Sowinski also kept that pressure on her to be the best. With limited minutes she knew she might have one chance to get it right. She knew there wasn’t going to be a lot of touches on the ball. She also knew that is a competitor. And competitors compete, that’s what they do.
“This summer, my main focus is building my endurance and confidence in my game. Trusting myself is something I felt that I lacked the past season, but to put myself in the situations I want to be in, I have to push myself to be in the best shape I can be in,” stated Sowinski. “As a player, I feel like I have always put a lot pressure on myself to make the biggest impact that I could. During my freshman year, I felt like I had to increase this pressure to show to my coaches as well as my teammates, that I could handle whatever was thrown at me, whether that would be being able to go harder in practice or to get more minutes on the field.”
If there is one thing that Sowinki does know how to do it’s score. After all, a player just doesn’t fall into 100 plus goals without knowing what they are doing. Sowinski has a nose for the net, and she hopes in her second year with the team she will be able to contribute more.
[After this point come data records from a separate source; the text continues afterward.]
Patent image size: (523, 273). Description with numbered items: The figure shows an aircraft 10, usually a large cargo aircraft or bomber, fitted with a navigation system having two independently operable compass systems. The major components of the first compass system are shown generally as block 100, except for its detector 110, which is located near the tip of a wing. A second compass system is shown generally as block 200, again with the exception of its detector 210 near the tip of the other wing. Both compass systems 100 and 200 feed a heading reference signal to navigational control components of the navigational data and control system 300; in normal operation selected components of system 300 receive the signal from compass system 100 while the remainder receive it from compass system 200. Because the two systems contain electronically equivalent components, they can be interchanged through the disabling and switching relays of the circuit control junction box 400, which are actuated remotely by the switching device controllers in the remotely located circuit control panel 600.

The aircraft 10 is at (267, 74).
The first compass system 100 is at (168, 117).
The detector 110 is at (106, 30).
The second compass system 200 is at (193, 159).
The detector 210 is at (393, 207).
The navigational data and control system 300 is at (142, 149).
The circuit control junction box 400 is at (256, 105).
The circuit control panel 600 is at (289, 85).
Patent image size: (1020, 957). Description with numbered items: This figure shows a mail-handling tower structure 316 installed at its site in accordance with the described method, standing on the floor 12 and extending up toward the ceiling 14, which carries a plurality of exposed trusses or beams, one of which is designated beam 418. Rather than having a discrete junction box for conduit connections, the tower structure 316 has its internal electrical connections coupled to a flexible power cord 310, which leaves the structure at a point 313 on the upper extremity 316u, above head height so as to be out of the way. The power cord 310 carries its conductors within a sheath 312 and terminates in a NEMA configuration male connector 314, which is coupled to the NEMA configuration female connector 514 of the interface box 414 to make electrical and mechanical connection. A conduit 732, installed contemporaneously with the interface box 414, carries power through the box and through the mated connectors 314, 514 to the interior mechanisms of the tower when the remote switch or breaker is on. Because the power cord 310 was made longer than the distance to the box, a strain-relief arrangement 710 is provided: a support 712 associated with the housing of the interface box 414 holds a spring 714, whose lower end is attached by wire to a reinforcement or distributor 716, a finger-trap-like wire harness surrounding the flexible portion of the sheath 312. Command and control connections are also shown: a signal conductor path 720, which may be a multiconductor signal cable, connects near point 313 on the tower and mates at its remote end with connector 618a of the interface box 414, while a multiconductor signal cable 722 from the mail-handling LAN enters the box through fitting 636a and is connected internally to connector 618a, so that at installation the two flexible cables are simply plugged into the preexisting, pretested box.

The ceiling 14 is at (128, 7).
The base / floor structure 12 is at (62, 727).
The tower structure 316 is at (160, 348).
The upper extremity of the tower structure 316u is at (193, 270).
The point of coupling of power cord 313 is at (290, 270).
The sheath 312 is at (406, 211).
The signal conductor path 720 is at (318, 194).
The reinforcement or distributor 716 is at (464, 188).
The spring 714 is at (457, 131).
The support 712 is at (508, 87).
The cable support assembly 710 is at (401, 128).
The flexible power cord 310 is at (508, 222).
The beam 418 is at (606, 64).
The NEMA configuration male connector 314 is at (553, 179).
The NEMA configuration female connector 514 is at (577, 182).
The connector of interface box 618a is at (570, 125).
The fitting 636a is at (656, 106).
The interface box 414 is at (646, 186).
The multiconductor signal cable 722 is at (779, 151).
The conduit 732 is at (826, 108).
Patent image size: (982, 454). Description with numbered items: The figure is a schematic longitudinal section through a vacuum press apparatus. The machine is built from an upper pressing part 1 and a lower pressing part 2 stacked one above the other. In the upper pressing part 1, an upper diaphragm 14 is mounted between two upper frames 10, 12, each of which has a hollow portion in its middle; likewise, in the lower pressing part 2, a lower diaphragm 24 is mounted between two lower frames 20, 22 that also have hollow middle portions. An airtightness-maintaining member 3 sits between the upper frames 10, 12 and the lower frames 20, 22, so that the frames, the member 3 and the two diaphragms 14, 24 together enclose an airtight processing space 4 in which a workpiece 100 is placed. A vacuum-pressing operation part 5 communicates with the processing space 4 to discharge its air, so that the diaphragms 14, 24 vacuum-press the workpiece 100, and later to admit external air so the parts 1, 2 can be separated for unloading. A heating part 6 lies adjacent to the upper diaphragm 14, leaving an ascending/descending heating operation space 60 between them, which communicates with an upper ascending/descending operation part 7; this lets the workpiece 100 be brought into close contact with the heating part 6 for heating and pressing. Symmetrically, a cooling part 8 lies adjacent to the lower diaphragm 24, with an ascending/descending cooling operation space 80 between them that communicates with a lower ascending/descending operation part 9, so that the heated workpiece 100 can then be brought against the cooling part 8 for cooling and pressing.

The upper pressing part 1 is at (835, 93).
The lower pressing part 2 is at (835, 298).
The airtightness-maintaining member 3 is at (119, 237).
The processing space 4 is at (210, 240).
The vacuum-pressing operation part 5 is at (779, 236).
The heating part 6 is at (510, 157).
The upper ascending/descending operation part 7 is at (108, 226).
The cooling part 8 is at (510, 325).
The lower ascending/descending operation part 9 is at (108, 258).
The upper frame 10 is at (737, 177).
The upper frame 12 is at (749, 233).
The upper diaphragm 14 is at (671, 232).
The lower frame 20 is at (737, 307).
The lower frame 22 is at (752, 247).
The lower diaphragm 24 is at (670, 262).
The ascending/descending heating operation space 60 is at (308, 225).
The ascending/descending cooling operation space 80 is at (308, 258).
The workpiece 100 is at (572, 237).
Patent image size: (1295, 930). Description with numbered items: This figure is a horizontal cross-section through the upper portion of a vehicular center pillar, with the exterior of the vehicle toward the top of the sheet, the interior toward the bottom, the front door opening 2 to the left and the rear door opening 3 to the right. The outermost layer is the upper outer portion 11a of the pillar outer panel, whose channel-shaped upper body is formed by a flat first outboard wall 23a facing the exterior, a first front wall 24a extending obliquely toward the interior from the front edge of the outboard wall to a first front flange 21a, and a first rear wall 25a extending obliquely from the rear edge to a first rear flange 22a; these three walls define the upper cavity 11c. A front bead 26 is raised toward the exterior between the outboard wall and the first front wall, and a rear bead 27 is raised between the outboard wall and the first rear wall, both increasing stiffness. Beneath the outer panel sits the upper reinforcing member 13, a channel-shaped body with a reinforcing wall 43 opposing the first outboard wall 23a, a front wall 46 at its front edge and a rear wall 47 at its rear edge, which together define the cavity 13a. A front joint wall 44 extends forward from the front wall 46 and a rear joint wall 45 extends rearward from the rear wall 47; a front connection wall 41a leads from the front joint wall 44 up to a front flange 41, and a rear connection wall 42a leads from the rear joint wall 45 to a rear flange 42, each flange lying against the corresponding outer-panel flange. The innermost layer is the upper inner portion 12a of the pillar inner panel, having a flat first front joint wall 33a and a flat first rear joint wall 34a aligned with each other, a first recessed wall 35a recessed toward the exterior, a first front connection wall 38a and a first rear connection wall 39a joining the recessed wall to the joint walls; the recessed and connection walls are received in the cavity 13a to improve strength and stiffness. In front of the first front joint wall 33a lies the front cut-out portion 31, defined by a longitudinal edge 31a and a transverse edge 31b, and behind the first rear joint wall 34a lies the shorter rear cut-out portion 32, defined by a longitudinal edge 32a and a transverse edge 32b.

Sowinski wants to show the Griffs that she is the same player that was recruited out of Cardinal O’Hara and WNY Flash. She wants to show them the ability that she had during her high school career. Goal scorers score goals and that’s what she does.
“I think my ability to score goals and find shots in difficult situations on the field is my strong suit as a player. To get the opportunity on the field to be able to show this part of myself is something I have to work and train hard for. I have to push myself in practice and outside of practice to get time on the field to help the team in the best way I can, scoring goals,” stated Sowinski. “Being a forward, I think that it’s very important to have the foot skills necessary to get around skilled college players. It’s just as necessary to have the confidence to use the skills you have. Going one on one against experienced college defenders can be nerve racking, but for me I had to trust in my foot skills that I was good enough to win the battle. Getting into the right position and making the right run into the box is a key part of the offensive game. As a forward, your team has so much trust in you to get into the right positioning in the box and the final third, it’s a vital part of the game.”
As her sophomore season is already underway, Sowinski has some of her own personal goals she would like to reach, One of them is getting on the pitch more and helping her team get to the MAAC tournament.
She knows to do this, she just needs to keep working hard and taking what she learned last year and applying it to this season. She has that chip on her shoulder and after her freshman year it could be getting bigger and bigger, which isn’t a bad thing.
“My goals for my sophomore season is to make myself a much bigger presence on the field, become a more vocal player, and to get back to scoring goals in games. I have to push myself as hard as I can to reach these goals and I intend to do nothing less. I want to prove to myself that I can be the player I want to be,” stated Sowinski. “From my freshman season, the biggest take aways I had were to trust myself and to listen to the advice from the older, experienced girls on the team. I found that there was many times that I didn’t have confidence and second guessed myself that lead to me playing “safe”. Trusting yourself as a player can be a tough thing to do when put in a high level of soccer and around more developed players, but it’s a critical part of any player’s development. Being apart of the Canisius team, I feel that it’s such a supportive group. All of my teammates are always willing to give advice and help work on drills outside of practice.”